Hospitals confirm 14 cholera victims as officials dispute any confirmed cases
DOCTORS from two hospitals confirmed 14 new cases of cholera on Wednesday, but the Ministry of Health continued to question whether any patients had tested positive for the disease, a position that has drawn criticism from officials at a children’s hospital in Phnom Penh.
Dr Denis Laurent, head pathologist at Kantha Bopha Children’s Hospital, said six new cases had been confirmed there on Wednesday, bringing the total number of cases treated so far this month to 25. The hospital recorded 65 cases between November and January. “This is an epidemic,” he said.
Or Vanda, deputy director of the technical office at Calmette Hospital, said staff there had confirmed eight cases of cholera on Wednesday. He added that families living nearby the eight people who tested positive for cholera had not been told of the diagnoses.
“In principal, it isn’t good for the public to be informed, because people become surprised and disturbed because cholera is regarded as a serious disease in their minds,” he said.
Despite the reports from the two hospitals, Ly Sovann, deputy director of the Communicable Diseases Control Department at the Ministry of Health, said he did not believe there had been any cholera cases in Cambodia. “Doctors have a right to say their own opinions,” he added.
Nima Asgari, public health specialist at the World Health Organisation, said there was no doubt that cases of cholera had been confirmed, but that cholera is just one strain of watery diarrhoea, an affliction that is common during the dry season.
He said there was no need to distinguish between cholera and watery diarrhoea when warning people about the possibility of an outbreak.
“From the viewpoint of preventing transition and providing treatment [for cholera and other forms of watery diarrhoea], the initial steps are the same,” he said.
But Dr Visoth Mony, deputy director and head of the intensive care unit at Kantha Bopha Children’s Hospital, said seasonal diarrhoea is often caused by a virus, whereas cholera is caused by bacteria. He said cholera could very quickly lead to liver failure and death, and that the two diseases need to be treated differently, with suspected cholera patients given antibiotics immediately.
“The WHO completely disagrees with that statement,” Nima Asgari said. “To routinely give out antibiotics is not the way the WHO recommends dealing with cholera. The first step should be rehydration with fluids and electrolytes.... Cholera kills because it dehydrates people.”
Nima Asgari said the majority of cholera cases could be treated simply by drinking plenty of fluids. “The first line of treatment for cholera is oral hydration – lots of water and supplements such as Royal D,” he said. “Those who become sicker and are still dehydrated need to be admitted to hospital for intravenous treatment, and a small amount of these patients will also need antibiotics.”
Dr Beat Richner, director of Kantha Bopha Children’s Hospital, said it was imperative that people in affected areas be informed about the threat of cholera and told how to seek immediate help because, in the worst cases, the disease can kill within hours.
“We know about a 13-year-old girl who died because her family was not informed that their neighbour had cholera,” he said. “This girl would not have died if they’d been informed.”
Visoth Mony said the Ministry of Health must know of the presence of cholera because the hospital was obliged to report all communicable diseases to the government.
“We have reported every case, and the Ministry of Health comes to the hospital to make reports, and they say that they will warn people in the villages. But when [patients] come to our hospital, they usually say nobody went to their village,” he said. “Just 40 percent of patients have received information from the Ministry of Health, and 60 percent had heard nothing.”

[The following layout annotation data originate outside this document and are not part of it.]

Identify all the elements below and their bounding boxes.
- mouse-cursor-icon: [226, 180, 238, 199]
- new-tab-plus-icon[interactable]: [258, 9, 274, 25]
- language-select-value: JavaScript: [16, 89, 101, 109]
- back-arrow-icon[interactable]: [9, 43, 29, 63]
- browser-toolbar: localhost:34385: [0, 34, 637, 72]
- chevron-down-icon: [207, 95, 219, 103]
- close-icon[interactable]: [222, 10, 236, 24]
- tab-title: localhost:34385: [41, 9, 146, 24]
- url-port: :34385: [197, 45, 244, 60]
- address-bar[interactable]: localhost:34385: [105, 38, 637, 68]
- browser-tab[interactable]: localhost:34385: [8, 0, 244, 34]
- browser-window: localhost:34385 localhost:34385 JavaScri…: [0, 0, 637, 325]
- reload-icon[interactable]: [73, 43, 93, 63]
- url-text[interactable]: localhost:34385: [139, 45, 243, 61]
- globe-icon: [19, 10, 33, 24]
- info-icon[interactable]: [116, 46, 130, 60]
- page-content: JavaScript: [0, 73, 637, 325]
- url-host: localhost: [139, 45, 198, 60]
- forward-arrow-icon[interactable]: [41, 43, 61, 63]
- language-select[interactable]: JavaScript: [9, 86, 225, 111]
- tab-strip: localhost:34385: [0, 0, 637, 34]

Nima Asgari said he believed the Ministry of Health generally informed families living in areas stricken with many cases of watery diarrhoea about the potential threats.
Laurent said he did not know why the government might be reluctant to confirm the existence of cholera, but he speculated that it could be due to fear of a potentially negative impact on foreign investors and tourism. “Our goal is not to create panic, but we have this problem now with cholera, and we have to react,” he said.